9:00 – 4:00VTX
- Seminar today from 10:00 – 12:00. Need to send Coleen an email asking how to charge that. Done
- Need to write a brief description of each coding term. How convenient! Atlas allows you to edit code description and then changes the icon. I am liking this package…
- Back to reading about interrogation. Done. Not directly related to what I’m doing but still interesting was the section on the Scharff technique
- Adding the Armed Conflict & Event Data Project User’s Manual. A nice example of good coding and definitions, I think. Also pointed to On the Accuracy of Media-based Conflict Event Data, which looks like a must-read.
- Ok, Let’s get back to better searches
- Looked at common crawl and the common crawl index some more. I’m worried that it misses smaller targets, as philfeldman.com doesn’t show, and that’s been up for years. We’ll come back to that later if I can’t make Google place nicer?
- Playing with the google search API(s)
- This lovely example (from Google yet) seems to provide everything you need in JSON. Even without a key…
- Their example: https://ajax.googleapis.com/ajax/services/search/web?v=1.0&q=Paris%20Hilton&userip=USERS-IP-ADDRESS
- A version that excludes all .com sites and irs.gov: https://ajax.googleapis.com/ajax/services/search/web?v=1.0&q=1040+-site%3A*.com+-site%3Airs.gov
- Wow – you can get back links
- Many options, including start and num. Num doesn’t seem to work in JSON, but start does (the first value is zero). So you seem to be limited to 4 returns at a time?
- Same query starting at the 20th result
- Looks like a complete list of operators
- So now I’m going to try getting better provider queries
- https://www.google.com/search?safe=off&q=ramh+singh+malpractice+-site%3A+healthgrades.com
- This kinda works.
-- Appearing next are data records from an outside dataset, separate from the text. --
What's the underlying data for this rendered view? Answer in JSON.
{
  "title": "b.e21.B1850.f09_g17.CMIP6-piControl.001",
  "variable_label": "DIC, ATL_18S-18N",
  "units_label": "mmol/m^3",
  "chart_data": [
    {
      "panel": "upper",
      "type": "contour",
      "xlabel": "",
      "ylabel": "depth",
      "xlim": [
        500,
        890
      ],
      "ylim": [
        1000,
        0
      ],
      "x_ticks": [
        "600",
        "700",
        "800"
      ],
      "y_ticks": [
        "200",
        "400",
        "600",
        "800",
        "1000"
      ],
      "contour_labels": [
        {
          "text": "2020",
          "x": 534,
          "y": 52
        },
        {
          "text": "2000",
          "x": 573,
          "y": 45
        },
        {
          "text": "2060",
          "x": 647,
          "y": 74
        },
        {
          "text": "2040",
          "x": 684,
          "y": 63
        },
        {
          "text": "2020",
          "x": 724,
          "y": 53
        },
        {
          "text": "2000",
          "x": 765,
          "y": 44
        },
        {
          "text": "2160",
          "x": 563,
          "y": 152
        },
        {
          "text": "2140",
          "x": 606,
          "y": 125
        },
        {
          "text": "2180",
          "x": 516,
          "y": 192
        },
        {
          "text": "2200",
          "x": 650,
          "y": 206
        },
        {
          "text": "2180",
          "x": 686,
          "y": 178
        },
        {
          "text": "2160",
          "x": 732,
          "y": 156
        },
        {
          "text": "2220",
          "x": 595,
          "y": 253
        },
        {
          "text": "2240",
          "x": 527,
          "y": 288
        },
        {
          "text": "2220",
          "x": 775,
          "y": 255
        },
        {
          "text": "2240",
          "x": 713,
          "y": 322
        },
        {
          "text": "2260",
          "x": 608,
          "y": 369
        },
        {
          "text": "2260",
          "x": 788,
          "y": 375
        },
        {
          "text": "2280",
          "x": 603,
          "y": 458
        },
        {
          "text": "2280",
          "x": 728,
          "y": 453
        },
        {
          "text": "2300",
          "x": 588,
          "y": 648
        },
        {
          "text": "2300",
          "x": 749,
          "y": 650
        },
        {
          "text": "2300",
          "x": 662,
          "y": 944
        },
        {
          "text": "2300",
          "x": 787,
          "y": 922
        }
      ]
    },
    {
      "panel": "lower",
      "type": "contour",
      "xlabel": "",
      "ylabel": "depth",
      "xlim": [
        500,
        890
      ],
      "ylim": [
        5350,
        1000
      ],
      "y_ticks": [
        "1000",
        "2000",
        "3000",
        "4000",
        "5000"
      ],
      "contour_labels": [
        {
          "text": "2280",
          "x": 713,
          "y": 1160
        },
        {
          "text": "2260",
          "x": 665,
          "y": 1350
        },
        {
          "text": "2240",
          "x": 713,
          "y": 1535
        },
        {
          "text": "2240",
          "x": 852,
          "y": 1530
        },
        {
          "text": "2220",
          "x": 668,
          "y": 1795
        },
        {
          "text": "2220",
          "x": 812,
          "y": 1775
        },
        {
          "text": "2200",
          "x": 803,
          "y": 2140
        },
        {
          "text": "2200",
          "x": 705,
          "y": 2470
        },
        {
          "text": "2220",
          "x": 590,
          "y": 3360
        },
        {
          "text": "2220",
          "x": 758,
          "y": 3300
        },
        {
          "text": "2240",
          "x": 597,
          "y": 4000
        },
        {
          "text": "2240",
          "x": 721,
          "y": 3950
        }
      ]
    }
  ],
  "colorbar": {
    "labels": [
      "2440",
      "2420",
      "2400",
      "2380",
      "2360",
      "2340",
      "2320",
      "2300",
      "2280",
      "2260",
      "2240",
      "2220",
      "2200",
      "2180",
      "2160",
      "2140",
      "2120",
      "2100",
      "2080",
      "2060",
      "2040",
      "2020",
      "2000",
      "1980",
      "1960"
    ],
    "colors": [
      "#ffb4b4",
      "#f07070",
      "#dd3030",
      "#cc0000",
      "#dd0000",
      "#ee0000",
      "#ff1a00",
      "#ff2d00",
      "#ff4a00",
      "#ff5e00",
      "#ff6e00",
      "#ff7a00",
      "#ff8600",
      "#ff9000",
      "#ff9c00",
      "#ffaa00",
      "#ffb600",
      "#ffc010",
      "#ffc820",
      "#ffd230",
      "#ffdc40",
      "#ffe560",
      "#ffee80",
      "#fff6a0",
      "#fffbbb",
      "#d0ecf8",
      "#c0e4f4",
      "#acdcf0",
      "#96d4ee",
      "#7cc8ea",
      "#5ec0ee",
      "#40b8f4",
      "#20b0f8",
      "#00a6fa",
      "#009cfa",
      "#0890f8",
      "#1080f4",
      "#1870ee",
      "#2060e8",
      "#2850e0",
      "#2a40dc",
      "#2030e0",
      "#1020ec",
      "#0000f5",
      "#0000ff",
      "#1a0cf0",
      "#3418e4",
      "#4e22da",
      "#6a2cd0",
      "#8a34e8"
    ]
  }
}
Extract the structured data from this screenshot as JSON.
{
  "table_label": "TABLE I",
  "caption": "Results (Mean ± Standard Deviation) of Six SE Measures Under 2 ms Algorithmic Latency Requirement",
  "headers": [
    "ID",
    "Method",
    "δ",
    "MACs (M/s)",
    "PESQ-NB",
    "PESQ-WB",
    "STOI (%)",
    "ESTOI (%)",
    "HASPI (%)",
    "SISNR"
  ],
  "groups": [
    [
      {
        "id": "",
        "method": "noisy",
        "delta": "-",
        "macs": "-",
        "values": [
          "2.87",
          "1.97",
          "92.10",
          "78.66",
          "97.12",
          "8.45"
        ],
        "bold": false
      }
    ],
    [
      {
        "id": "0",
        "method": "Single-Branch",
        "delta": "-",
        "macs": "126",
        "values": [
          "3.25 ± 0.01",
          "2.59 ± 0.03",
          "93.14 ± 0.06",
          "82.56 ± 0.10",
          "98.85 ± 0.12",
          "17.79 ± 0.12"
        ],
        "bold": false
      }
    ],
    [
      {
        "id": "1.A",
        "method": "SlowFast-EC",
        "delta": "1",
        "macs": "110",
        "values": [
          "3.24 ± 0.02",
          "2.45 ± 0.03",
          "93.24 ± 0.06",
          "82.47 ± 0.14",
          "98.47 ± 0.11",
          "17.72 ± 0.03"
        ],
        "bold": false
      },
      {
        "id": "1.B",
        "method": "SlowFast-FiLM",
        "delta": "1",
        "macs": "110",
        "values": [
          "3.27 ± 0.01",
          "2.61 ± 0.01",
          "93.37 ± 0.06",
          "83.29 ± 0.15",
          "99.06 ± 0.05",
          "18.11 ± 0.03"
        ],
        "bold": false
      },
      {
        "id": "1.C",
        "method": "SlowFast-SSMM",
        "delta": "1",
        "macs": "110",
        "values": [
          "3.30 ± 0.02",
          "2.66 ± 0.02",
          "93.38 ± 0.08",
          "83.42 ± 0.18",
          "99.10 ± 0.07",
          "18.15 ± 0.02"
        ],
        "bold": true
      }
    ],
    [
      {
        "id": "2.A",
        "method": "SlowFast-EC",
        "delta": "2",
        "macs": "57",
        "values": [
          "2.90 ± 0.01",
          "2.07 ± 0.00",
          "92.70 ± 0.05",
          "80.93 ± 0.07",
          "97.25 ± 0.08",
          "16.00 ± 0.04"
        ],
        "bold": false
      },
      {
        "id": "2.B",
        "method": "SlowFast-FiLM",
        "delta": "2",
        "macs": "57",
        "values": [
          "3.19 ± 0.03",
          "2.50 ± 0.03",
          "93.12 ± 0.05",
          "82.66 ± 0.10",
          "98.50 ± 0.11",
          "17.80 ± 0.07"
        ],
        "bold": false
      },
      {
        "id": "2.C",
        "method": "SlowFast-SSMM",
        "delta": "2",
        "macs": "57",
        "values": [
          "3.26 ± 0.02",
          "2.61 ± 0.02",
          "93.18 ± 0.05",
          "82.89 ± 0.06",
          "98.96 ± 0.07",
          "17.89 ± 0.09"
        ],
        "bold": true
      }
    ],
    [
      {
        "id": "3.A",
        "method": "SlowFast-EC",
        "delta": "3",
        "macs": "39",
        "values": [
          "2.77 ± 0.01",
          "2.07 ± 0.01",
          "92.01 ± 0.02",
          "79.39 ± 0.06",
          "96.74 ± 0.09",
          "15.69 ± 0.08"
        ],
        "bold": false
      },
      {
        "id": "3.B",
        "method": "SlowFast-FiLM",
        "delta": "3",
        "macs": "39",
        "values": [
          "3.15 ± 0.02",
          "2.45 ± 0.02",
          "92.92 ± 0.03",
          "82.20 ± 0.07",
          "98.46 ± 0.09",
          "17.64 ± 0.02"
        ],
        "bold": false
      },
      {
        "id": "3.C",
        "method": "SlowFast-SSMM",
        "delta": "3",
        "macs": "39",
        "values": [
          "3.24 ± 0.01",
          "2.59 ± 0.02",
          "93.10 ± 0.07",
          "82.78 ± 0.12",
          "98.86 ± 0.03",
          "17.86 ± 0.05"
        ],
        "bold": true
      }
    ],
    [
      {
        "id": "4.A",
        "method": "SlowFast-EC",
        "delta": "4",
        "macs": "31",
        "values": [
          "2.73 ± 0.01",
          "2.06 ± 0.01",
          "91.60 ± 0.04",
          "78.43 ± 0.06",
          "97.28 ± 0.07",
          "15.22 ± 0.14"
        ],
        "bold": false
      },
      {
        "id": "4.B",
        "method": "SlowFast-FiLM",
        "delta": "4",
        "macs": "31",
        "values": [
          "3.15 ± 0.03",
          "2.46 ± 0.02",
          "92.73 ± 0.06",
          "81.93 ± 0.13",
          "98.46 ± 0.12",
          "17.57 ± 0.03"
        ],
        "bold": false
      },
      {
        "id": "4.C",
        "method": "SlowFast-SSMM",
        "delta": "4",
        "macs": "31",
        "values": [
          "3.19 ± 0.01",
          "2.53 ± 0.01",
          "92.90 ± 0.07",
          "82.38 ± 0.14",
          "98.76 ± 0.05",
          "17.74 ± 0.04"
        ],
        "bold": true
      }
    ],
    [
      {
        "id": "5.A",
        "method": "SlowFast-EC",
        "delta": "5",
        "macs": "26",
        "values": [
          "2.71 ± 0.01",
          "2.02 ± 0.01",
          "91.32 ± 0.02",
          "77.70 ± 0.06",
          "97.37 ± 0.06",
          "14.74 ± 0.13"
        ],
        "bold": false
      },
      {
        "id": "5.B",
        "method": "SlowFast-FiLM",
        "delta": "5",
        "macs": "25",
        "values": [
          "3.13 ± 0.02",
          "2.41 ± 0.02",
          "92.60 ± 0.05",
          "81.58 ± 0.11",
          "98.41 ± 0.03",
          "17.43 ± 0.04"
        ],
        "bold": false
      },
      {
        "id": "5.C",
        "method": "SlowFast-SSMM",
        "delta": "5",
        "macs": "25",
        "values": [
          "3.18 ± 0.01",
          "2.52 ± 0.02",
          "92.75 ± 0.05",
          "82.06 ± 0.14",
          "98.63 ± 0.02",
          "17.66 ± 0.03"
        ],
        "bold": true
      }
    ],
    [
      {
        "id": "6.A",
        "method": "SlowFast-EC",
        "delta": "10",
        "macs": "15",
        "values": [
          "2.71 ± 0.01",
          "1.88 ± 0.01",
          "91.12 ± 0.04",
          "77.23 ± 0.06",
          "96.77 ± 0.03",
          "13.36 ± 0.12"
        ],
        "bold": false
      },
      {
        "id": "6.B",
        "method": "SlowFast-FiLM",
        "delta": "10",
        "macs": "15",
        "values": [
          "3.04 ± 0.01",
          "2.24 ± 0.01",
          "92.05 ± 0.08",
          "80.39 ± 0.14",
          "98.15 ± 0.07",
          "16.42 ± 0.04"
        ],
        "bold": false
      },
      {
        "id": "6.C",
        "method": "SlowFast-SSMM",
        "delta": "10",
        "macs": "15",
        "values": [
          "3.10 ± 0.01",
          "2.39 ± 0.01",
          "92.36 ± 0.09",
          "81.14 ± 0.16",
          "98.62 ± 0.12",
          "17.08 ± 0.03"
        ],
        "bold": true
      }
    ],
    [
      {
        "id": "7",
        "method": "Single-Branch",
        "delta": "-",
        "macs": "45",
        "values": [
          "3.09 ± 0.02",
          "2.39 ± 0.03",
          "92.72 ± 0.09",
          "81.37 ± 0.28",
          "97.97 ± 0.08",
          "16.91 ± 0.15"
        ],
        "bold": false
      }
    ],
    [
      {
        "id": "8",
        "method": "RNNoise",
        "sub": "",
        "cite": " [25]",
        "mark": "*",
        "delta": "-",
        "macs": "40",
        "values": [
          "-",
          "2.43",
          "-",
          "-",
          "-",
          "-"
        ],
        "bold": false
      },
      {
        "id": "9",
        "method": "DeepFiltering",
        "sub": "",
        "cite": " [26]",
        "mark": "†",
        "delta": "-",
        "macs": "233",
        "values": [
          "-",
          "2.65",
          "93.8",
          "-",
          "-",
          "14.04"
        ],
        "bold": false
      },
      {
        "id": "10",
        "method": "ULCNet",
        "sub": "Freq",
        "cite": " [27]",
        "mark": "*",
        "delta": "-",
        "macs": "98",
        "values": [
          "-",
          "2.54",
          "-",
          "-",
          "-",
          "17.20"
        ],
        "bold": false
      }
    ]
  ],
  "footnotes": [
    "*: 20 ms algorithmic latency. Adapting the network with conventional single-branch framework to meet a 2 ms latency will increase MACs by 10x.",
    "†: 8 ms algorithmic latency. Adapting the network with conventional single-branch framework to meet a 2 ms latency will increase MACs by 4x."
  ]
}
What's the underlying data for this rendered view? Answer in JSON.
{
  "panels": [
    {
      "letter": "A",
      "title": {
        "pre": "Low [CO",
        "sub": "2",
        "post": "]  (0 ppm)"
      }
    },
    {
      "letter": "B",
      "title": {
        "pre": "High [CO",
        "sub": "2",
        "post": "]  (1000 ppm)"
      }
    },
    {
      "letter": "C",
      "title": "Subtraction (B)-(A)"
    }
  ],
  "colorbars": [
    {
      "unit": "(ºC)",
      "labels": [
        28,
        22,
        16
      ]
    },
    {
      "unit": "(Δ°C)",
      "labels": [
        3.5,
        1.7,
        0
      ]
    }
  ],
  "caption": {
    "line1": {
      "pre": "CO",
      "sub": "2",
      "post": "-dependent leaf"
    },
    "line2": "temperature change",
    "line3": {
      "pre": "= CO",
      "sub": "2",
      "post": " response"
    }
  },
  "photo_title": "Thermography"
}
It seems to exclude a lot more than I was expecting. healthgrades is gone, but so is a bunch of other sites like doctorwiki.com
- Regions work though: https://www.google.com/search?q=%22ram+singh%22+malpractice+site%3A.org&cr=countryUS
- When Aaron is in tomorrow, I’ll ask him how the CSE/JSON integration works, and where to get ids. I got one from Google, but is sure doesn’t look right.